MIAMI (Florida International University)- Olinda Park remains closed to the public more than 18 months after harmful amounts of lead contamination were discovered in the soil.
The Miami-Dade County Park at at Northwest 51st Street and 21st Avenue is enclosed by a chain link fence and overlaying mesh tarp. Grass and weeds are overgrown and basketball courts are littered with trash.
Cleanup has met with numerous delays, some not immediately explained, despite repeated assurances that it would start. Estimated completion is now May of next year.
“Cleanup activities are expected to commence within he next few weeks,” said
Francisco Calderon, communications manager for the Miami-Dade County Public Works and Waste Management Department. “Once the cleanup
activities are completed the renovations will be made to the park.”
The cleanup originally was to focus on a small part of the park, but discovery of additional pollution extended it to the entire facility. Cleanup plans now include renovations, some made necessary when a park building was damaged by excavations associated with the work.
Nearby residents are confused and aggravated.
“The park has been closed for almost two years now. A lot of parents are frustrated,” said Keybo Jones, 51, a lifelong Liberty City resident who fondly remembers playing in Olinda Park as a child. “The kids have nowhere to play anymore.”
The park has been partially or completely closed since April, 2011.
Initially only a grassy field was affected and the plan was to replace contaminated soil there. The rest of the park, including basketball courts, a parking lot and the Virie Lewis Community Center building, remained open.
Officials closed the rest of the park after additional tests by the county’s Department of Environmental Resource Management revealed more contamination.
Originally, officials said the cleanup project would cost between $1 million and $2 million and take approximately four months.
Cleanup workers discovered Cooper's Hawks early last summer, more than a year later. The species is is protected under federal law, forcing work to stop for about three months until until two baby hawks left the nest.
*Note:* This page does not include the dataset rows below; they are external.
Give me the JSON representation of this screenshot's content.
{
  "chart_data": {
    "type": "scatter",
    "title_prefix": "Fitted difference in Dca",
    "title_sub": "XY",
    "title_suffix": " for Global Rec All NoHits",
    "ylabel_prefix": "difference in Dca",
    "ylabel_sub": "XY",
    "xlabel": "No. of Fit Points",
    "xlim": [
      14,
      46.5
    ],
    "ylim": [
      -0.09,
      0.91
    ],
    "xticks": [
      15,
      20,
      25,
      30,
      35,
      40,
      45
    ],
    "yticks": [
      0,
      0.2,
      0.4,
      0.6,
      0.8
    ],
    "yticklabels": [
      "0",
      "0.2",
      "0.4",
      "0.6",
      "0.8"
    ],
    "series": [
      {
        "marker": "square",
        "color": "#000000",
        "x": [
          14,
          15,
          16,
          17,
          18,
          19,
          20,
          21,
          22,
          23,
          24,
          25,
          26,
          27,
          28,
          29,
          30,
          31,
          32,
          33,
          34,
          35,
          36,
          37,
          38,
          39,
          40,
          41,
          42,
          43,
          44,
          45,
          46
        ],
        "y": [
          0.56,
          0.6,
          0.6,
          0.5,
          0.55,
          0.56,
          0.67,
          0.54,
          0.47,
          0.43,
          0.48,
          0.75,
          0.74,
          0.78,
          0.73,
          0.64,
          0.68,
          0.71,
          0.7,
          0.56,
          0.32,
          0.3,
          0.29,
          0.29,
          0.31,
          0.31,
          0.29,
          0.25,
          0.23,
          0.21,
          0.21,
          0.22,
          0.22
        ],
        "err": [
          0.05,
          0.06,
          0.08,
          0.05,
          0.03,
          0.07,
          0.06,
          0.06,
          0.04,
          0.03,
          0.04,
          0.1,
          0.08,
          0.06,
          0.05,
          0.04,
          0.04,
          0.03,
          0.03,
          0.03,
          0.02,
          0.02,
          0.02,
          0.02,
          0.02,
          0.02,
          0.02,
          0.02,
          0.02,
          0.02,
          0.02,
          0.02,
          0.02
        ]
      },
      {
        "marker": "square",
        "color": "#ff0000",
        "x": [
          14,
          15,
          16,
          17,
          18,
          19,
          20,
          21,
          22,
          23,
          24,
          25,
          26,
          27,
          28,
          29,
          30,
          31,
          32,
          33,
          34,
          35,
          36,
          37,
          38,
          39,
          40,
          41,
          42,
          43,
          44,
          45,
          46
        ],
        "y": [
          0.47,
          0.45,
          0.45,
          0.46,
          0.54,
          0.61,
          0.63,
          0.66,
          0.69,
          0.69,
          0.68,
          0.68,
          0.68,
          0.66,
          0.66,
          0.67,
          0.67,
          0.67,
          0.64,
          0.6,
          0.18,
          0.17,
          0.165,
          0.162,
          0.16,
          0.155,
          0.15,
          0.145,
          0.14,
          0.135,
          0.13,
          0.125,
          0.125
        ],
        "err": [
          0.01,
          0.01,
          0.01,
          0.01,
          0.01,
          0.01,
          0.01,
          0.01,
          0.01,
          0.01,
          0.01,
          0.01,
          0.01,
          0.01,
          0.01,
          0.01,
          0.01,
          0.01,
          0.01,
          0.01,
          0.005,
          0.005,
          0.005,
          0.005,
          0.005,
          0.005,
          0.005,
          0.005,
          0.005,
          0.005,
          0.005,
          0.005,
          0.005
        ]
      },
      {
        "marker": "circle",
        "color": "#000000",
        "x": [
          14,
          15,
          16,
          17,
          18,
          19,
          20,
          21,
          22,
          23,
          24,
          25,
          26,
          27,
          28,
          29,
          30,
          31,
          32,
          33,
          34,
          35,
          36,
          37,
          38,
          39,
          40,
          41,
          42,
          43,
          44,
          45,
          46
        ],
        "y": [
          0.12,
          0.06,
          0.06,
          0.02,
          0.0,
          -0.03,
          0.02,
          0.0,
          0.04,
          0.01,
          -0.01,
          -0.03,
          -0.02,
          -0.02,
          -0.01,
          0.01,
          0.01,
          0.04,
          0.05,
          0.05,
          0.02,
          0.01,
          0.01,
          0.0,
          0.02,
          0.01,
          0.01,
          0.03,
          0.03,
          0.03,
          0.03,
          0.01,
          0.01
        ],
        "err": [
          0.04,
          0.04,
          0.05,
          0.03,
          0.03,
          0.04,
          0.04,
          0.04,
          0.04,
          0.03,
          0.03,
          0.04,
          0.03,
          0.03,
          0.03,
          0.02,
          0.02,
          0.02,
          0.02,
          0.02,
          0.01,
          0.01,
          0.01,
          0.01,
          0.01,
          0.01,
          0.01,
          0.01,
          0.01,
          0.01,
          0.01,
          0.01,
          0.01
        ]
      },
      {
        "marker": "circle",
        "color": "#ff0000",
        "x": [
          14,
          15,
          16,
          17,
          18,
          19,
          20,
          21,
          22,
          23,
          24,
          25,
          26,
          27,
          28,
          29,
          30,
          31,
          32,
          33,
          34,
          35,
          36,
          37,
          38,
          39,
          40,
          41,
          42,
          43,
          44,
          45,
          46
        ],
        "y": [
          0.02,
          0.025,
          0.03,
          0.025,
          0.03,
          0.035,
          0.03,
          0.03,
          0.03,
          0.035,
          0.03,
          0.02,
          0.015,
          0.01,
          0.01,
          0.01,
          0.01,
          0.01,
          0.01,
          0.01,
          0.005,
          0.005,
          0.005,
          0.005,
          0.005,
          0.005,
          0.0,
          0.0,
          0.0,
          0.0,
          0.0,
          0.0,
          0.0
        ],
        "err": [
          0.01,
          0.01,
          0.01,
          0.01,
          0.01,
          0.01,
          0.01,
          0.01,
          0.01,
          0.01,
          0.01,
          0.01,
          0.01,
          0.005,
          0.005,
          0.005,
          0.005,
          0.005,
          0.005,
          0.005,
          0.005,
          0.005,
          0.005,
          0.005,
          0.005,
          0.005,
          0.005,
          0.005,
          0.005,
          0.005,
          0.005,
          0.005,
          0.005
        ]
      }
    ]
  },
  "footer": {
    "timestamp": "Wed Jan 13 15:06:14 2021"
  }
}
“The Cooper’s Hawks nest was removed in July after the hawks fledged and the Florida Fish and Wildlife Commission gave permission for the removal,” said Luis Espinoza, spokesman for the county Department of Environmental Resource Management.
Adding to the delay was structural damage to the Virie Lewis Community Center building that occurred after the cleanup and renovations had begun.
Repairs to the building are underway, as steel and concrete pilings are being installed beneath the structure to better support its foundation.
Plans to improve the park have expanded to include an enhanced walkway system, the addition of exercise equipment and site furniture, the replacement of multipurpose court and playground surfaces, as well as other amenities.
The improvements will be paid for by a $250,000 federal grant. County funds will cover the cleanup, now estimated at $1.4 million.
Residents, though, still feel the Olinda Park cleanup project is being neglected.
“Because we’re in a predominately black community, they’re not pushing it enough,” said Jones. “The community is not aware of what’s going on. They need to know.”